Samuel Delaney: February Portrait of the Month

Samuel R. Delany, New York, NY, 1987

American author, professor, and literary critic, Samuel R. Delany (b. 1942) is best known for his science fiction novels, including Babel-17 (1966), The Einstein Intersection (1967), Nova (1968), Dhalgren (1975), and the Return to Nevèrÿon series (1979–87).

Born in New York City and raised in Harlem, his father owned and ran a local funeral home, and his mother was a library clerk for the New York Public Library. Delany’s grandfather was the first African American Bishop of the Episcopal Church, and his aunts were pioneering civil rights activists, Sadie and Bessie Delany, whose adventures inspired two characters in “Atlantis: Model 1924,” the opening novella in his semi-autobiographical collection Atlantis: Three Tales (1995). As a child, Delany attended the Dalton School and the Bronx High School of Science. He dropped out of City College of New York after one semester, and by age 20, he published his first novel, The Jewels of Aptor (1962).
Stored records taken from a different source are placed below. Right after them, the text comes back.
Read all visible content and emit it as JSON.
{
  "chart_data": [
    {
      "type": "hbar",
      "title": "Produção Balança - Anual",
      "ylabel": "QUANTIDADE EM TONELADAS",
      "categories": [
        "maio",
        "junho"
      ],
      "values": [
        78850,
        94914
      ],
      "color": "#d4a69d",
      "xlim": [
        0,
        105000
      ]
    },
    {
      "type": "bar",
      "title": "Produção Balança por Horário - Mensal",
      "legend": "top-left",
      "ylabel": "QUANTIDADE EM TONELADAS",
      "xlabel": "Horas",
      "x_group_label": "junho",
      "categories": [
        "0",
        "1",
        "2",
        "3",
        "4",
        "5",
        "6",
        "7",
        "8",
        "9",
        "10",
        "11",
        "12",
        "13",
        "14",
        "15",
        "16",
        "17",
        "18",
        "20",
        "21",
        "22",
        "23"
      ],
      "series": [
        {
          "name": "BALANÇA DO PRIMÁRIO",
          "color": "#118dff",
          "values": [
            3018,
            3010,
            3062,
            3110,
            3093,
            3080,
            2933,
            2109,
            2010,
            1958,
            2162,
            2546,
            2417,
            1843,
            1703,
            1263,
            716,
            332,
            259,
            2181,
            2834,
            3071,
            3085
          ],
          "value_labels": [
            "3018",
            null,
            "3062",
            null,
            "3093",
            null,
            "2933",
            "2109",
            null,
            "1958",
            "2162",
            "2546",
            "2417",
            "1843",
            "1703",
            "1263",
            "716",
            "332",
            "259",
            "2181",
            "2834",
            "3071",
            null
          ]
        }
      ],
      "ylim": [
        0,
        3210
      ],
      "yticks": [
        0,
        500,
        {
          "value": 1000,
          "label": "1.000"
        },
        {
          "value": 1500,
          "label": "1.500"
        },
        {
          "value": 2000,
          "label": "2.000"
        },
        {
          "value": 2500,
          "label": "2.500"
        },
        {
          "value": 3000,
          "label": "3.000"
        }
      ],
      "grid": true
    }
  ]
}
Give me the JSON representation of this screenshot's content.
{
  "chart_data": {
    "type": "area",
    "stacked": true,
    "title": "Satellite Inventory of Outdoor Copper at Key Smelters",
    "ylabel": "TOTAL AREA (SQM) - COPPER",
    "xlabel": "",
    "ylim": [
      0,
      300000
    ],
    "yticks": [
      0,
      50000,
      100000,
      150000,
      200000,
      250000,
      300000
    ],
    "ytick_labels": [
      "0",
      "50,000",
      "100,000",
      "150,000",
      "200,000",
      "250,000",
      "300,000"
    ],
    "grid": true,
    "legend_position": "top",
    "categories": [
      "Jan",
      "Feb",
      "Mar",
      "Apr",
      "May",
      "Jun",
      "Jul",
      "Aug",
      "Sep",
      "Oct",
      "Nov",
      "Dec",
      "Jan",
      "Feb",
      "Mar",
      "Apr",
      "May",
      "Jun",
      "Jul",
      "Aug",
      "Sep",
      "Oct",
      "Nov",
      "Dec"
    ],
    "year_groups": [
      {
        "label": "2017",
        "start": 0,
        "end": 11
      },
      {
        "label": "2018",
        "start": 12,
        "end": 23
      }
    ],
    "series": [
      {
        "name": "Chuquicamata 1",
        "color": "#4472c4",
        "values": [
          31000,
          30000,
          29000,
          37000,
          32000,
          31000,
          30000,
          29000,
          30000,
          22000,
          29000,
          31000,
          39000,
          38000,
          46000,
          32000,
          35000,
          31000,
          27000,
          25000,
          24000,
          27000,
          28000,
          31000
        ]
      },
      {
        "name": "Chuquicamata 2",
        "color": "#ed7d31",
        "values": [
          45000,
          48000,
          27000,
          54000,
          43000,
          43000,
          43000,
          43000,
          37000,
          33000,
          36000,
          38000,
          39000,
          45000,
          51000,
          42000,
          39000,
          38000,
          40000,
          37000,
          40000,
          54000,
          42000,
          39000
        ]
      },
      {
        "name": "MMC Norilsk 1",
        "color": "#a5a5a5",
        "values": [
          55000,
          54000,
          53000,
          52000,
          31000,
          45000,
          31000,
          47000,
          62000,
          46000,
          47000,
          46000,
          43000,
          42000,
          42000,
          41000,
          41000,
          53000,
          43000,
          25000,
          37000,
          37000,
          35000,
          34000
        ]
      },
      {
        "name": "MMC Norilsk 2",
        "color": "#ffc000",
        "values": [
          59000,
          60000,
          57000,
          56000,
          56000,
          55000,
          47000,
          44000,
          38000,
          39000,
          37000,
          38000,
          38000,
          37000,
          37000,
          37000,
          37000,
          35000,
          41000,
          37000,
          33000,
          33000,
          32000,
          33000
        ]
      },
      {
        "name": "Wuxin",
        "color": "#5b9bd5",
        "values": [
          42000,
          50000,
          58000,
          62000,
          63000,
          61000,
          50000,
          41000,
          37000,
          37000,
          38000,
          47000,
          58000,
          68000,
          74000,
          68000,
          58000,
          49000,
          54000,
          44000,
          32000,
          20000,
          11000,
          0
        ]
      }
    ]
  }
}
Although Delany has identified as gay since adolescence, he had a tumultuous, fourteen-year marriage with poet Marilyn Hacker, whom he met in high school; they separated in 1975 and divorced in 1980. Since 1991, he has been in a committed relationship with Dennis Rickett. Throughout his career, recurring themes in Delany’s novels have included mythology, memory, language, sexuality, and perception, while class and social mobility became more significant motifs in his later fiction and non-fiction writings. Even though he never earned a degree, he has held professorships at various universities since 1988 and has been professor of English and Creative Writing at Temple University in Philadelphia since 2001. He has won four Nebula awards and two Hugo awards for best science fiction works over the course of his career and was inducted into the Science Fiction and Fantasy Hall of Fame in 2002. His 2007 novel Dark Reflections won a Stonewall Book Award.